Ik heb op millimeterpapier, in verschillende kleuren, alle lijnen getrokken die een rol spelen in de fine cursive. Uitgaande van de onderste schrijflijn zijn dat, naar boven toe: 2mm (hoogte van "o"), 4mm (midden van de hoofdletters), 5mm (hoogte van "t"), 6mm (hoogte van "d") en 8 mm (hoogte van "f"); naar onder: -5mm (diepte van "p") en -6mm (diepte van "f"). Voorts een rooster van lijnen met helling 3:2.

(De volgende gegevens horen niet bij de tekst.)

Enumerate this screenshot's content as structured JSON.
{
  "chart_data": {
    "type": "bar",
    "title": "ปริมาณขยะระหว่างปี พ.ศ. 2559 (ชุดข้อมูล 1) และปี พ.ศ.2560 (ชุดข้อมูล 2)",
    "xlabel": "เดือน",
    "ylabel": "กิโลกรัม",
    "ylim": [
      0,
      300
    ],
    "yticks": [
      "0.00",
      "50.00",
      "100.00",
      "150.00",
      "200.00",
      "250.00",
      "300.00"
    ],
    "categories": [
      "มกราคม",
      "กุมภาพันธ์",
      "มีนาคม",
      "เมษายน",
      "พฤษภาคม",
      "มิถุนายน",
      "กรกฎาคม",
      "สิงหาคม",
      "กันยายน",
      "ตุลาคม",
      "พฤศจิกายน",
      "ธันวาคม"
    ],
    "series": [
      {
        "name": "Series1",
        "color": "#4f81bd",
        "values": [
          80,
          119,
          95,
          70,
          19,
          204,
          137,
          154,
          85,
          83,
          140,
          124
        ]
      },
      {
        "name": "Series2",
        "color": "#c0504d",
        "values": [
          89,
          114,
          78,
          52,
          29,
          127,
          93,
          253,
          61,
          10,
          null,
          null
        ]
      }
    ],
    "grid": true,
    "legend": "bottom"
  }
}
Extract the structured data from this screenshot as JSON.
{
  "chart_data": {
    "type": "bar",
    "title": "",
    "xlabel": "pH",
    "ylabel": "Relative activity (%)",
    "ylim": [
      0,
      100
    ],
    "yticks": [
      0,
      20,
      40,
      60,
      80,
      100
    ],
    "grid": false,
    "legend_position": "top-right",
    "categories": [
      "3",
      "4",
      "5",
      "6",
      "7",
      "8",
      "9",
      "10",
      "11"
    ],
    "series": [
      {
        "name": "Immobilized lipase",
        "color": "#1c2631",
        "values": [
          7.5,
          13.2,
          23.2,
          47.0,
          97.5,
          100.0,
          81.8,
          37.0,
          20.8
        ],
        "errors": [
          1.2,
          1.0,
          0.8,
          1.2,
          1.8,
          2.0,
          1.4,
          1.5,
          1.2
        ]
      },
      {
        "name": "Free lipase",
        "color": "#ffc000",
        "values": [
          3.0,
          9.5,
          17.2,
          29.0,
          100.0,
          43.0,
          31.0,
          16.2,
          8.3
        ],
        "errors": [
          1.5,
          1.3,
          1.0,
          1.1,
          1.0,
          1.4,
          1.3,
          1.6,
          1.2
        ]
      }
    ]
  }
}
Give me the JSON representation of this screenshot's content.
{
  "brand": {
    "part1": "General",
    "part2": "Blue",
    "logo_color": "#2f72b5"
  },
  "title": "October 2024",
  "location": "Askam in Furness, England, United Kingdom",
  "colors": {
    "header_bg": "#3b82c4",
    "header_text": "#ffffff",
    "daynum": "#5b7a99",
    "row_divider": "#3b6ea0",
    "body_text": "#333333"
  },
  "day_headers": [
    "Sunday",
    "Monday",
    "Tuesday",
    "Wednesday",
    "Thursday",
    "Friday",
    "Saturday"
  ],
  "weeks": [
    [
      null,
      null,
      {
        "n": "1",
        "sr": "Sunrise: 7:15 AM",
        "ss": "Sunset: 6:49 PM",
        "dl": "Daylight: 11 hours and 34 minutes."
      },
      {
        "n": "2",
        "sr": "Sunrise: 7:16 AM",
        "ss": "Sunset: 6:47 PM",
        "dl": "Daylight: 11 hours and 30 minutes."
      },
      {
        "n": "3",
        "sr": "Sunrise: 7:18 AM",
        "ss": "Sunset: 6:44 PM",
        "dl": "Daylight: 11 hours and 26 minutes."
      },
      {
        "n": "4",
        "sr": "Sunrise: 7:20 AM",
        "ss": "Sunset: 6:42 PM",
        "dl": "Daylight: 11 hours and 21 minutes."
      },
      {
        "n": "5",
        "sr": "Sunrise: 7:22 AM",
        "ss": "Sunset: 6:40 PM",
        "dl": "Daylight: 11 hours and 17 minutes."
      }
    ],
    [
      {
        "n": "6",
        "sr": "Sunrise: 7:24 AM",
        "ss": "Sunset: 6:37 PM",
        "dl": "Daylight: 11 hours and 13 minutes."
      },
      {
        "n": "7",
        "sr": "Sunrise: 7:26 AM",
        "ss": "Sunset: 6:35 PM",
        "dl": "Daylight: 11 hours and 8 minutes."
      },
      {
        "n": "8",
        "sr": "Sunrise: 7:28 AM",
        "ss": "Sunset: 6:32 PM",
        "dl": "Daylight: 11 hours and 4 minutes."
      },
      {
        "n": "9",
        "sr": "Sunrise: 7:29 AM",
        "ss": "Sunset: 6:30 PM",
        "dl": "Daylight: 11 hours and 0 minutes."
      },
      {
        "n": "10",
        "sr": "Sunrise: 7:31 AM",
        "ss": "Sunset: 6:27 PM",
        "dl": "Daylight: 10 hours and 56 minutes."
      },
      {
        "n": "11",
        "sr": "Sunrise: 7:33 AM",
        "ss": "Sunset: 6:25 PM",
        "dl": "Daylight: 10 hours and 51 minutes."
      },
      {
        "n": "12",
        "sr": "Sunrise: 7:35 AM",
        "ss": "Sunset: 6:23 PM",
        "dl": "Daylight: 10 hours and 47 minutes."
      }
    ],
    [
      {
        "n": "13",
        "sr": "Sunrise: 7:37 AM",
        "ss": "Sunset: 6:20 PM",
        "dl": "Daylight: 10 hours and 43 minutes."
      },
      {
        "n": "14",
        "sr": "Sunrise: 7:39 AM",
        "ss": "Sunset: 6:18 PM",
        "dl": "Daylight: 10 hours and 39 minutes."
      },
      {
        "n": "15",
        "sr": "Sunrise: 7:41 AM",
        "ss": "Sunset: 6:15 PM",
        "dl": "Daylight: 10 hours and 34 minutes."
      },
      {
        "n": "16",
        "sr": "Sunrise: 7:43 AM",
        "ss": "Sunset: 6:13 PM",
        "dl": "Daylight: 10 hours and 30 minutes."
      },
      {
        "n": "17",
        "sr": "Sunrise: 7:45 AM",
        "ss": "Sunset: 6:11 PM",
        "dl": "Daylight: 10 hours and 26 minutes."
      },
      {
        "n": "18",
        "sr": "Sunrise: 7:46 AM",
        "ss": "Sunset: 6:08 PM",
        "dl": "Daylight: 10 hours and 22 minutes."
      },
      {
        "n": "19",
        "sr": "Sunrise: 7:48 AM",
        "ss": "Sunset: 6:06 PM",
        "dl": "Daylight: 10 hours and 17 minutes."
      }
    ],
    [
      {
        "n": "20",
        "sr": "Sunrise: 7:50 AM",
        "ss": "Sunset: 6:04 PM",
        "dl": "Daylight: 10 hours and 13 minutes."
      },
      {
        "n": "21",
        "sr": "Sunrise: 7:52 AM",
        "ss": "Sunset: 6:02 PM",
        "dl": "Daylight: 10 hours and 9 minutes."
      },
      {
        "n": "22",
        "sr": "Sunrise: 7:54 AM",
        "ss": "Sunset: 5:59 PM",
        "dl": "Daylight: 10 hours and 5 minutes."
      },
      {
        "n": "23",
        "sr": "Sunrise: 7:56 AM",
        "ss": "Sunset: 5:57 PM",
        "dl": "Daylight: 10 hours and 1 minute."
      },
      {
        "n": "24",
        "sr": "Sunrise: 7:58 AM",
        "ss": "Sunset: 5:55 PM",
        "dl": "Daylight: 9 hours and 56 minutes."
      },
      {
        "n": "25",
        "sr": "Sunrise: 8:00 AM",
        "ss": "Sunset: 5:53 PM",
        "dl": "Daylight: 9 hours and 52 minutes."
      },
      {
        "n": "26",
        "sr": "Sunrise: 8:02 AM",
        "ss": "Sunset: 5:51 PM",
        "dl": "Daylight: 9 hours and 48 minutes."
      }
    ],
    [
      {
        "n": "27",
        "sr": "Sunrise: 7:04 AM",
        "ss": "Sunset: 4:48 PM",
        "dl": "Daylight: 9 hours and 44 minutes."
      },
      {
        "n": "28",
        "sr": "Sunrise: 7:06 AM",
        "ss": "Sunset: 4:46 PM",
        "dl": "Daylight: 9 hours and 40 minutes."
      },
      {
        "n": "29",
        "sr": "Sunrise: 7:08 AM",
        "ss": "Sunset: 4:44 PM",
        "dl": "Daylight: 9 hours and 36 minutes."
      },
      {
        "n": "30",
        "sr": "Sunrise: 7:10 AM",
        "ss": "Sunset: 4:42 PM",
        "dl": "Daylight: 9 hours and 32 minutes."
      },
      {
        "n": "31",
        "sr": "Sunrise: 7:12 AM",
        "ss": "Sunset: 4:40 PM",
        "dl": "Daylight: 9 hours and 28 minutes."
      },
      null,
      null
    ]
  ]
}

Dit sjabloon is op een plexiglazen plaat geplakt die iets boven de tafel gelegd wordt (hier op twee pakken steekkaarten), zodanig dat er doorheen geschenen kan worden met het lichtje op batterijen. Hierbovenop wordt de steekkaart gelegd waarop geschreven wordt; zij valt in de juiste positie door de kartonnen rechte hoek links onder, en wordt ter plaatse gehouden met de papierklem. Om de kaart vlak te houden druk ik erop met de pennestok linksboven, die ik voortdurend verplaats samen met de schrijvende pen (rechts). De plaat wordt zo gelegd dat de hellingslijnen vertikaal liggen, en zij wordt verschoven als dat voor het schrijfcomfort nodig is. Verlicht van onder af zijn de hulplijnen perfect te zien doorheen de steekkaart. Om een katern vol te schrijven begin ik op de rechterhelft met rood, ga door op de keerzijde met links zwart en rechts rood, en eindig op de eerste kant links, met zwart.
*
De "Belgische" variant van de anglaise wordt dus gekenmerkt door: een T op een ronde voet die naar rechts draait (zoals in Frankrijk), de B,R,V,W die beginnen met een vlag links op een spitse voet, en een F waarvan het streepje helemaal rechts van de stam ligt. Het lettertype Beachman Script (ook Rechtman Script genaamd) heeft hoofdletters die deze kenmerken ongeveer bezitten:
"Ongeveer", want V en W hebben links een gebogen stam, die verschilt van de rechte stam in B en R. Helaas kan de ontwerper zich niet meer herinneren waarop hij zich voor zijn ontwerp, dertig jaar geleden, gebaseerd had.
* *
De typische "Belgische" vlag aan de B,F,H,I,J,K,R,T,V,W,Z vindt men op YouTube prachtig uitgevoerd door Diego Lara-Martinez, als onderdeel van
Variations of the capital B.
Hieronder de opeenvolgende stappen.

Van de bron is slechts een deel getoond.